Applying information and communication technologies (ICT) to build a ‘smarter’ grid will give you more dynamic ‘real-ime’ flows of information on the network and more interaction between your suppliers and consumers, as well as the potential to offer new services that give your customers more information, control and choice.
Initially focusing on the electricity system, smart grids will provide utilities with detailed intelligence about supply and demand, enabling you to adjust capacity more efficiently and reliably.
This improves network and capacity planning, for example, by enabling:
- better leverage of lower-cost, and
- better performing plants to reduce fuel consumption and greenhouse gases
It is also expected to reduce operating and maintenance costs.
Geographic information (GI) has an important part to play in the smooth transition towards a smart grid system by enabling you to effectively manage your ever-growing databases, assets and network fluctuations caused by changes in customer use. In this way, geographic information systems (GIS) can provide the functionality for energy companies to optimise the balance between capital and operational expenditure, whilst also taking into consideration cost effectiveness, flexibility and supply security.
A smart way to manage maintenance and networks
Most outage management systems (OMS) identify outage locations using sophisticated prediction engines based on customer telephone calls.

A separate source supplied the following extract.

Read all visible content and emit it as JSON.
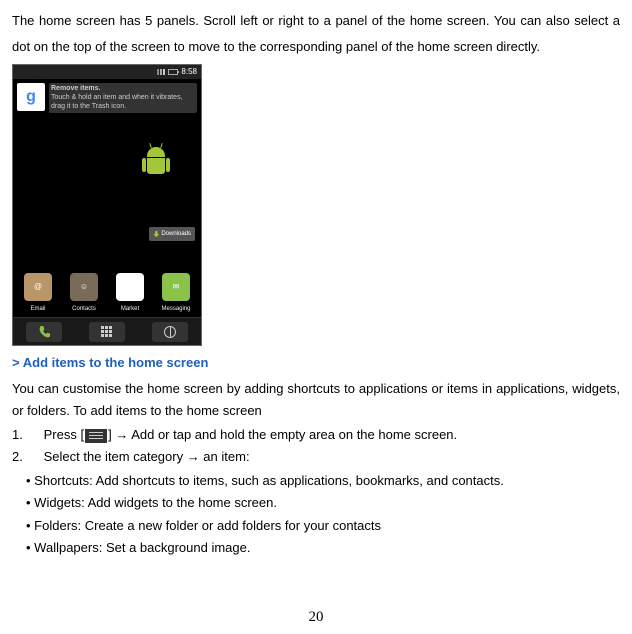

In contrast, an OMS linked to a smart grid will use a sensor network for a faster, more accurate, automated response and, if your utility company is also able to precisely locate each meter, you can proactively alert your customers to disruptions in supply. Should a peak power emergency occur, you can also tell affected smart meters to shut off selected loads as appropriate.
A solid model of all utility assets, including their condition and relationship to each other, to customers and to the telecommunications systems driving the smart grid, is therefore vital. Accurate, timely GI provides the key to ensuring that the smart grid is able to make these automated decisions using reliable, up to date information.
The rollout will help to deliver a net benefit to the nation of £7.3 billion over the next twenty years. It is crucial that the industry gets the groundwork right by delivering a national premises and address identifier to ensure these benefits are realised.
By using GI to roll out smart meters, your utilitiy company will be laying a solid foundation for an integrated, affordable, sustainable and secure energy supply.